De notre envoyé spécial à Port-Elizabeth (Afrique du sud),
Lorsqu'elle fixe son trottoir, sur le palier de sa librairie, June revoit de vilaines images. Des tessons de bouteilles, des détritus et d'autres choses encore plus sales. «Les gens les balançaient de leur fenêtre parfois. Et ça tombait juste là. Il fallait soi-même faire le ménage...» Cela fait dix-sept ans que cette grand-mère afrikaner s'est installée sur Parliament Street, une ancienne rue malfamée de Port-Elizabeth où elle peut aujourd'hui se promener sans raser les murs. Sa bombe lacrymo reste planquée dans un tiroir du bureau, mais en quelques mois, son quartier a changé de visage. Avec la Coupe du monde, les autorités locales ont rénové cette rue, autrefois infréquentable.

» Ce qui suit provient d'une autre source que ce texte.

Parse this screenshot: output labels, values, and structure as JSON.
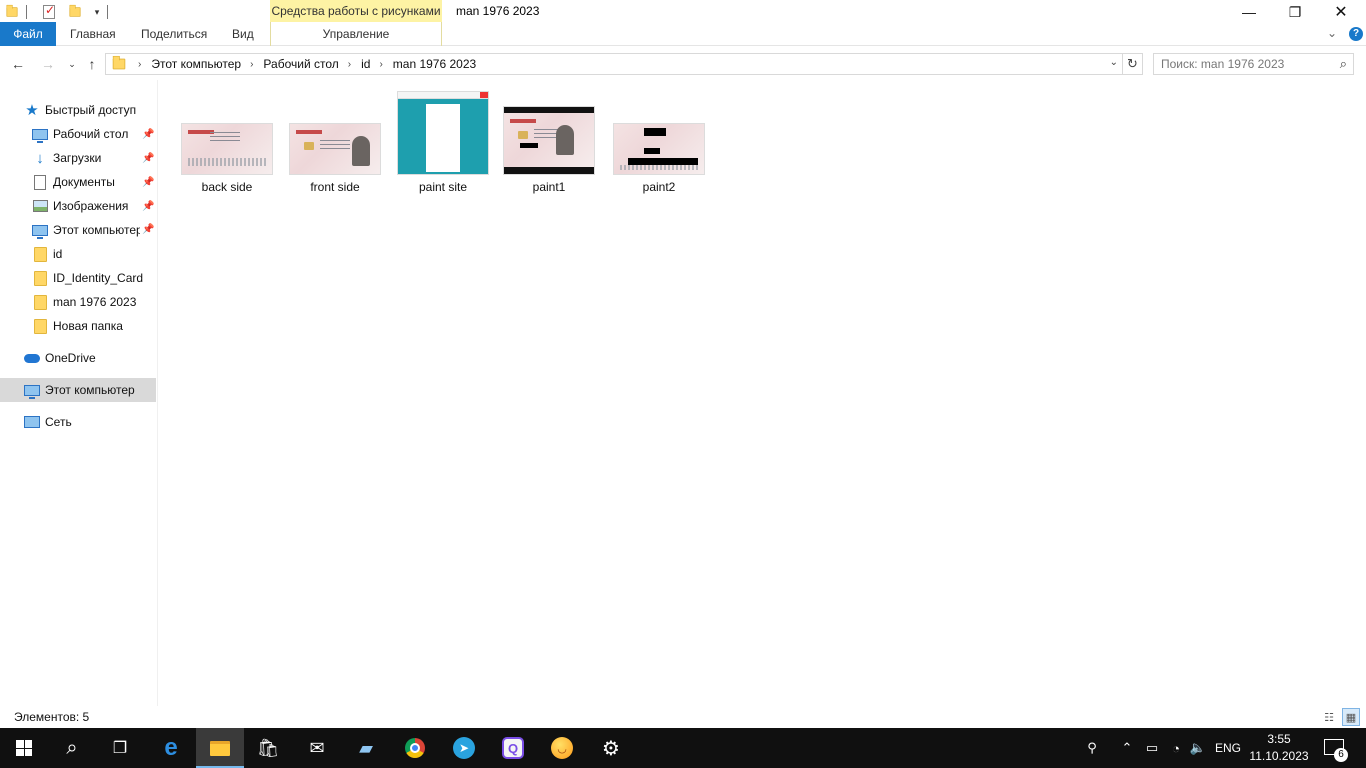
{
  "window": {
    "title": "man 1976 2023",
    "context_tab_group": "Средства работы с рисунками"
  },
  "ribbon": {
    "tabs": [
      {
        "label": "Файл"
      },
      {
        "label": "Главная"
      },
      {
        "label": "Поделиться"
      },
      {
        "label": "Вид"
      },
      {
        "label": "Управление"
      }
    ]
  },
  "address": {
    "breadcrumb": [
      "Этот компьютер",
      "Рабочий стол",
      "id",
      "man 1976 2023"
    ]
  },
  "search": {
    "placeholder": "Поиск: man 1976 2023"
  },
  "navpane": {
    "quick_access": "Быстрый доступ",
    "items": [
      {
        "label": "Рабочий стол",
        "icon": "desktop-icon",
        "pinned": true
      },
      {
        "label": "Загрузки",
        "icon": "downloads-icon",
        "pinned": true
      },
      {
        "label": "Документы",
        "icon": "documents-icon",
        "pinned": true
      },
      {
        "label": "Изображения",
        "icon": "pictures-icon",
        "pinned": true
      },
      {
        "label": "Этот компьютер",
        "icon": "computer-icon",
        "pinned": true
      },
      {
        "label": "id",
        "icon": "folder-icon",
        "pinned": false
      },
      {
        "label": "ID_Identity_Card",
        "icon": "folder-icon",
        "pinned": false
      },
      {
        "label": "man 1976 2023",
        "icon": "folder-icon",
        "pinned": false
      },
      {
        "label": "Новая папка",
        "icon": "folder-icon",
        "pinned": false
      }
    ],
    "onedrive": "OneDrive",
    "this_pc": "Этот компьютер",
    "network": "Сеть"
  },
  "files": [
    {
      "name": "back side"
    },
    {
      "name": "front side"
    },
    {
      "name": "paint site"
    },
    {
      "name": "paint1"
    },
    {
      "name": "paint2"
    }
  ],
  "status": {
    "count": "Элементов: 5"
  },
  "taskbar": {
    "language": "ENG",
    "time": "3:55",
    "date": "11.10.2023",
    "notifications": "6"
  },
  "colors": {
    "accent": "#1979ca",
    "context_tab": "#fdf3a4",
    "taskbar": "#101010",
    "selected_nav": "#d9d9d9"
  }
}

«C'était très dangereux ici, se souvient Wonda, un étudiant en sociologie. Dans les night clubs, il y avait les prostituées et les dealers nigérians. C'était un endroit glauque. Maintenant, il faut encore se méfier la nuit. Quand le soleil brille, tout va bien, mais après, on ne sait jamais ce qui peut arriver.» En réalité, les boîtes de nuit sont toujours là. Elles sont justes bien mieux surveillées. Sur Parliament Street, des caméras ont été installées et les rondes de police sont incessantes. «A 4h du matin, la police dégage tout le monde ici pour que ce soit sûr la journée, poursuit Wonda. Maintenant, les policiers tirent beaucoup plus facilement pour tuer les voyous. Oui, il les tuent.»
Personne ne peut se plaindre d'insécurité dans ce quartier boosté par l'effet Mondial. C'est d'ailleurs là que l'une des «fan zone» de la ville a été installée. Les jours de matchs, les supporters sans ticket s'y retrouvent pour boire et chanter, au pied d'un écran géant. «C'est très animé», se réjouit Dave, qui tient une laverie dans la nouvelle rue branchée de la ville. «Regardez, juste avant la compétition, ils ont refait les trottoirs et la route.»
Dans la rue, certains immeubles ont aussi été rénovés. Ils abritent une classe moyenne noire, en plein essor dans le pays. Dans les discothèques, ce sont leurs enfants qui s'amusent à la tombée de la nuit. «Aujourd'hui, les jeunes filles ne sont plus en pantalon comme avant, décrit June, la libraire. Elles ont des jupes, des cheveux longs et elles se saoulent!» Parfois même avec des blancs. A Port-Elizabeth, la mixité raciale est un fait nouveau. Jusqu'à présent, la ville était répartie en quartiers, où on ne s'aventurait qu'en fonction de sa couleur de peau.
L'exemple de Parliament Street peut-il s'étendre à d'autres quartiers? Ici, beaucoup en doutent. Une fois le barnum de la Coupe du monde évacué, il n'est pas certain que l'endroit conserve sa tranquillité. «Ce que je crains, c'est que la police ne soit pas aussi présente», soupire June qui n'a jamais autant apprécié le football. Au cas où, la bombe lacrymogène est toujours en bonne place dans le bureau.